Em Abril de 2015, por ocasião do 10.º aniversário da Fundação EDP, o então primeiro-ministro, Pedro Passos Coelho, afirmava que Portugal "precisa de investimento externo como de pão para a boca". Não foi a primeira nem a última vez que a frase seria usada, mas naquele contexto tinha uma função evidente: justificar as privatizações realizadas nos anos precedentes, que se traduziram na perda de controlo nacional sobre grandes empresas de sectores estratégicos. A EDP é o caso mais óbvio, mas não é o único. A pergunta que ainda hoje devemos fazer é: o que ganha o país com isso?

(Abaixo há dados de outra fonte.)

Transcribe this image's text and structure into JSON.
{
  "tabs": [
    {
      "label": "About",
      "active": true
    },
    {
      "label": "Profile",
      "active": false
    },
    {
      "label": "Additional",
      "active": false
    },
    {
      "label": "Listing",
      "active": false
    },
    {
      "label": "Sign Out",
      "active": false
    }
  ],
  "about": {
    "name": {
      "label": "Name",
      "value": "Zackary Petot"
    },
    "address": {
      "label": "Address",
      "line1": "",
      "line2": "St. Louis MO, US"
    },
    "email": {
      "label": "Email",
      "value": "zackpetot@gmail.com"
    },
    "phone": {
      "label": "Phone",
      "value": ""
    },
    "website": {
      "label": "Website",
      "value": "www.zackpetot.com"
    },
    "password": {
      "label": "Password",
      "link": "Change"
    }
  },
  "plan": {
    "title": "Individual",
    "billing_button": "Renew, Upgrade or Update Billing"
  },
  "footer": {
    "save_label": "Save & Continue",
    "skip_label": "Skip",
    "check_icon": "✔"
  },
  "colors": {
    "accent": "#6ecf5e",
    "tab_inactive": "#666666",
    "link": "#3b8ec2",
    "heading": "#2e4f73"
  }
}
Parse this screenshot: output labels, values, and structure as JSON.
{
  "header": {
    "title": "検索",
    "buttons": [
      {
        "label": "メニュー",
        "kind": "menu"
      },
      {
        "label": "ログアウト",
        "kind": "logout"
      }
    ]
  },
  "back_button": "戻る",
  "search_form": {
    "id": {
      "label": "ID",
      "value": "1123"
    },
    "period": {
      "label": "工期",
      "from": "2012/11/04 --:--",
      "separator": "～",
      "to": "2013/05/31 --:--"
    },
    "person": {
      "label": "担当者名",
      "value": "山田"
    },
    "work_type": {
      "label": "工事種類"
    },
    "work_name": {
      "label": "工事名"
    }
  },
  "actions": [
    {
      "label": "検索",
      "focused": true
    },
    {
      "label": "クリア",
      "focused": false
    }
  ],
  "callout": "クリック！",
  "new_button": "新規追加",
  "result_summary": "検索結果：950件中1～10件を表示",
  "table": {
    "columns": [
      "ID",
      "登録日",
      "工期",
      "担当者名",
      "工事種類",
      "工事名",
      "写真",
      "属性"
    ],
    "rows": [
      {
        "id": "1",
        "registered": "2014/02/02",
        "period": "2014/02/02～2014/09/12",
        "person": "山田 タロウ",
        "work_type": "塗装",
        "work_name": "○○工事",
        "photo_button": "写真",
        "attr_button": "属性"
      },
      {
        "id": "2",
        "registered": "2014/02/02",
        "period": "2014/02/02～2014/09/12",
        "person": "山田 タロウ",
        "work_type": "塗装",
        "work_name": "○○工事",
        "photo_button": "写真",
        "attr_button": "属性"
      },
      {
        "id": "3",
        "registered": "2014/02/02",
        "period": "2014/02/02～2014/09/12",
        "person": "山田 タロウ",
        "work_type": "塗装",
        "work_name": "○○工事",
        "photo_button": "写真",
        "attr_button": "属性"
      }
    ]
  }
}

O governo de Passos Coelho não foi o único nem o principal responsável pelas privatizações de grandes empresas de sectores estratégicos em Portugal. Desde a revisão constitucional de 1989, que postulou o fim da irreversibilidade das nacionalizações do pós-25 de Abril, foram privatizadas várias dezenas de empresas em sectores como a banca, os seguros, a energia, as telecomunicações, os transportes, a comunicação social, as indústrias da defesa, as águas, o lixo, os cimentos, a siderurgia, a construção naval, e muitos outros. Em Novembro de 2016, Fernando Teixeira dos Santos, ex-ministro e ex-secretário de Estado de vários governos do PS, estimava em quase 60 mil milhões de euros as receitas das privatizações desde 1989, orgulhando-se de ser "responsável por cerca de 40% desta receita".